Make sure you follow the proper technique when doing this. There are basically two things to keep in mind.
A) Use hybrid tomato seed—particularly wide hybrid. Inbred seedlings do not have as much genomic plasticity.
B) graft the seedlings very young, if you can 7-10 days after emergence. The root stock is older.
C) Keep only 1-2 leaves on the scion growing tip, prune the rest as it grows.
The reason it should be done this way is because you want to graft to act with a high amount of selective force on the scion.
If you can keep the plant inside over winter, you don’t have to regraft from seed every generation. The longer time the scion lives being mentored (pruned) on the stock the more it will transform. That goes for its seeds as well. So for example after a few years both the tomato scion and its seedlings will have more influence from the goji as compared to living grafted for one year.
I’ve been thinking lately of doing a version of this, with the goji scion to be mentored. I have collected around 30 hybrid goji seed this year, a blend of 3 species. I’m thinking of putting a couple of them on Physalis peruviana and maybe litchi tomato.
I have a dwarf Tamarillo (Cyphomandra abutiloides) that grew well for me, but all the fruit has been bitter.
Last year I grafted a tomato sucker on it in August and it survived. Unfortunately, I took the bag (for humidity) off of it after a week. I was going to try again this Spring but I spent my time working a new area for my garden.
The dwarf tamarillo grows well, tolerates the heat and the last two winters (inland southern California). Good qualities. But I wonder if the bitterness would influence the tomato.
Nice Bruce! The bitterness could be increased in the tomato progeny, but so will other qualities that you potentially want to be there. When the process is continued for a few seedling generations, you will have enough qualities in your mutant tomato population that you can then do conventional breeding with ungrafted seed and hopefully then select out the bitterness. Its recommended to use hybrid seed for the scion, but if you do the right grafting you can mutate even inbred seed eventually. Pruning the scion is absolutely essential though or any mutants will be very hard to find if they even appear at all.

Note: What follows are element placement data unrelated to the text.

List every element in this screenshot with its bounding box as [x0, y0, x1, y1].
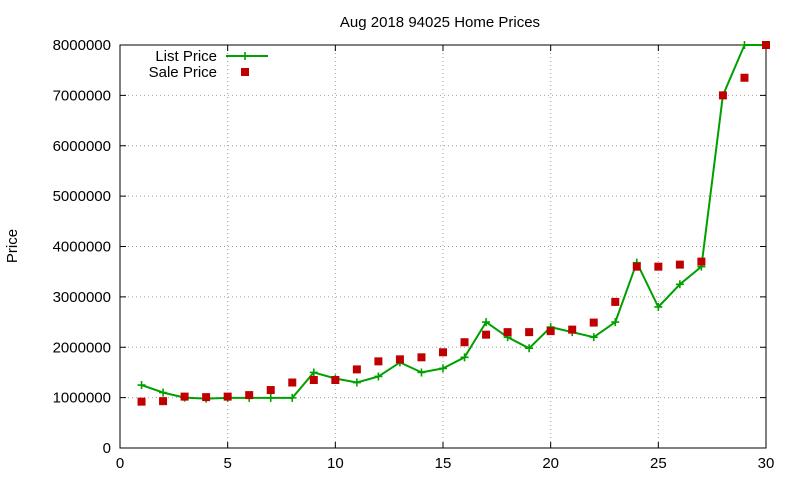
data-point-sale-price	[266, 386, 275, 395]
y-tick-label: 5000000	[53, 188, 111, 205]
y-tick-label: 3000000	[53, 289, 111, 306]
data-point-list-price	[675, 280, 684, 289]
data-point-sale-price	[762, 41, 770, 49]
data-point-sale-price	[675, 260, 684, 269]
chart-title: Aug 2018 94025 Home Prices	[340, 14, 540, 31]
x-tick-label: 15	[435, 455, 452, 472]
data-point-list-price	[460, 353, 469, 362]
legend-marker-sale-price	[241, 68, 249, 76]
data-point-list-price	[611, 318, 620, 327]
data-point-sale-price	[439, 348, 447, 357]
data-point-list-price	[482, 318, 491, 327]
x-tick-label: 5	[223, 455, 231, 472]
data-point-list-price	[309, 368, 318, 377]
legend-label-sale-price: Sale Price	[149, 64, 217, 81]
y-axis-label: Price	[4, 229, 21, 263]
data-point-sale-price	[546, 327, 555, 336]
x-tick-label: 25	[650, 455, 667, 472]
data-point-sale-price	[331, 375, 340, 384]
data-point-list-price	[654, 302, 663, 311]
data-point-sale-price	[460, 338, 469, 347]
legend-marker-list-price	[241, 52, 249, 60]
data-point-list-price	[417, 368, 426, 377]
data-point-list-price	[740, 41, 749, 49]
data-point-sale-price	[374, 357, 383, 366]
data-point-sale-price	[180, 392, 189, 401]
data-point-sale-price	[288, 378, 297, 387]
data-point-sale-price	[223, 392, 232, 401]
data-point-sale-price	[352, 365, 361, 374]
series-line-list-price	[141, 44, 766, 400]
data-point-sale-price	[417, 353, 426, 362]
x-tick-label: 10	[327, 455, 344, 472]
legend-label-list-price: List Price	[155, 48, 217, 65]
data-point-sale-price	[395, 355, 404, 364]
data-point-sale-price	[137, 397, 146, 406]
data-point-list-price	[525, 344, 534, 353]
data-point-list-price	[374, 372, 383, 381]
series	[137, 41, 770, 406]
data-point-sale-price	[632, 262, 641, 271]
data-point-list-price	[589, 333, 598, 342]
data-point-sale-price	[589, 318, 598, 327]
data-point-sale-price	[482, 330, 491, 339]
legend: List Price Sale Price	[149, 48, 268, 81]
grid	[120, 45, 766, 448]
data-point-sale-price	[525, 328, 534, 337]
data-point-sale-price	[245, 391, 254, 400]
data-point-sale-price	[309, 375, 318, 384]
data-point-sale-price	[740, 73, 749, 82]
data-point-sale-price	[718, 91, 727, 100]
data-point-sale-price	[159, 397, 168, 406]
y-tick-label: 8000000	[53, 37, 111, 54]
data-point-sale-price	[568, 325, 577, 334]
x-tick-label: 0	[116, 455, 124, 472]
axis-ticks: 0 5 10 15 20 25 30 0 1000000 2000000 3000000 400000…	[53, 37, 775, 472]
y-tick-label: 6000000	[53, 138, 111, 155]
x-tick-label: 20	[542, 455, 559, 472]
y-tick-label: 4000000	[53, 239, 111, 256]
data-point-sale-price	[202, 393, 211, 402]
data-point-sale-price	[654, 262, 663, 271]
data-point-sale-price	[611, 297, 620, 306]
data-point-sale-price	[503, 328, 512, 337]
y-tick-label: 2000000	[53, 339, 111, 356]
data-point-list-price	[352, 378, 361, 387]
x-tick-label: 30	[758, 455, 775, 472]
y-tick-label: 7000000	[53, 87, 111, 104]
y-tick-label: 1000000	[53, 390, 111, 407]
data-point-list-price	[159, 388, 168, 397]
data-point-list-price	[288, 393, 297, 402]
data-point-list-price	[439, 364, 447, 373]
data-point-list-price	[266, 393, 275, 402]
data-point-list-price	[137, 381, 146, 390]
y-tick-label: 0	[103, 440, 111, 457]
data-point-sale-price	[697, 257, 706, 266]
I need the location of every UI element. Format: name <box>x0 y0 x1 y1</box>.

So no branching and just the leaves at the tip.
When it flowers and fruits the rootstock will be able to nourish it enough since the scion will only have 2 leaves?
Yes exactly. It may be able to branch if you keep only the apices of the branches, but generally the more leaves present on the scion the less mutation you get, and after more than a few leaves it drops to closer to zero. By the same token the more leaf biomass of the rootstock is supposed to make it more effective, but I don’t know how true or necessary that is.

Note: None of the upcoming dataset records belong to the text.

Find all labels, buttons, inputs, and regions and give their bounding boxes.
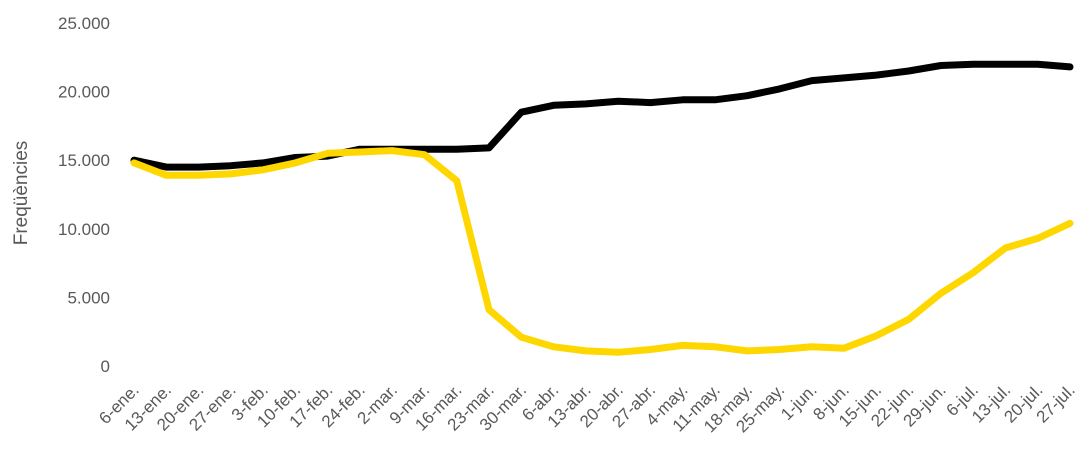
y-tick-label: 0	[101, 357, 110, 376]
y-tick-label: 5.000	[67, 288, 110, 307]
series-line-2	[130, 147, 1074, 356]
series-layer	[130, 60, 1074, 356]
series-line-1	[130, 60, 1074, 171]
y-axis-ticks: 0 5.000 10.000 15.000 20.000 25.000	[58, 14, 110, 376]
y-tick-label: 20.000	[58, 83, 110, 102]
y-tick-label: 15.000	[58, 151, 110, 170]
y-tick-label: 25.000	[58, 14, 110, 33]
y-tick-label: 10.000	[58, 220, 110, 239]
x-tick-label: 1-jun.	[777, 380, 821, 424]
x-axis-ticks: 6-ene.13-ene.20-ene.27-ene.3-feb.10-feb.…	[95, 380, 1076, 436]
y-axis-title: Freqüències	[11, 141, 32, 246]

Here is a photo of Capsicum mentor graft, control plant A is ungrafted while B depicts a mentor graft.
The interesting thing about this observation is that it suggests the seeds when they form in the scion are absorbing material from exosomes from the rootstock. This suggests that normal ungrafted plants package useful information into the next generation every time they undergo sexual reproduction (and that careful mentor grafting can hijack the process to transfer info between species).
If this is true, then it might be one of the many mechanisms where saving your own seed accelerates local adaptation.